In 1992, Black et al. (11) proposed a method for calculating a woman's lifetime risk for hip fracture. The prediction was based on the woman's bone mass at menopause expressed as a percentile for her age, estimations of bone mass at subsequent ages and then estimating her risk for hip fracture at each age. The risk of hip fracture at each age was based on two factors: the risk of fracture at a particular age derived from population-based data and the risk of fracture at a particular bone mass from prospective fracture trials. Based on a review of the literature at the time, an increase in relative risk for hip fracture of 1.65 for each SD decline in bone mass at the radius was used in the calculation of risk based on the level of bone mass. Using this method, the lifetime risk of hip fracture for a 50-year-old Caucasian woman whose midradial bone mass was at the 10th percentile was 19%. If her bone mass was at the 90th percentile, her lifetime risk of hip fracture was 11%. The gradient of risk, therefore, between the 90th and 10th percentile was 1.7 (19% ■ 11% = 1.7). This model is obviously dependent on the value chosen for the increase in relative risk per SD decline in bone mass. The authors noted if the increase in relative risk was 2 instead of 1.65, the lifetime risks for the 10th and 90th percentiles would be 21 and 9%, respectively. The gradient of risk would therefore increase to 2.3.

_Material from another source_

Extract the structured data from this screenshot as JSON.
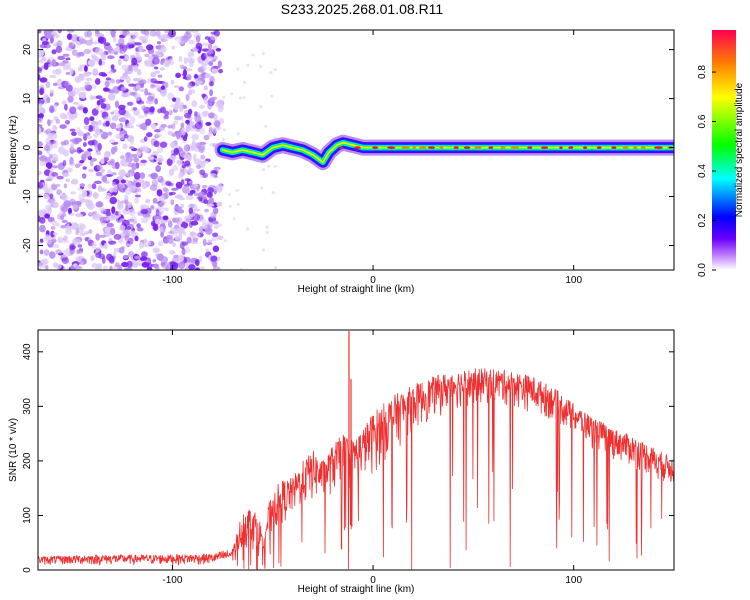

In 1993, Suman et al. (12) developed a nomogram for predicting lifetime risk of hip fracture that was derived from the model developed by Black et al. (11) This nomogram is shown in Fig. 10-2.The z-scores utilized in the nomogram are based on the mean and SD for bone mass for 50-year-old Caucasian women. Like the concept of remaining lifetime fracture probability that is discussed next, lifetime fracture risk goes beyond the prediction of current fracture risk. A young individual with a slightly low bone mass and low current fracture risk will be identified as having a higher lifetime fracture risk. Similarly, an older individual with a low bone mass and high current fracture risk may have a lower lifetime fracture risk because of a shorter life expectancy.

Cummings et al. (13) published lifetime fracture risk data for hip fracture based on the femoral neck bone density T-score. These data are shown in Table 10-5. The risk of hip fracture used to determine lifetime hip fracture risk was derived from data from the Study of Osteoporotic Fractures in which the relative risk for hip fracture was 2.6 per SD decline in bone density at the femoral neck (9). The femoral neck T-scores are based on NHANES III reference data (14). Using Table 10-5, a 60-year-old Caucasian woman with a femoral neck T-score of -2.0 would have a lifetime hip fracture risk of 27%. An 80-year-old Caucasian woman with the same femoral neck T-score would have a lifetime hip fracture risk of 24%.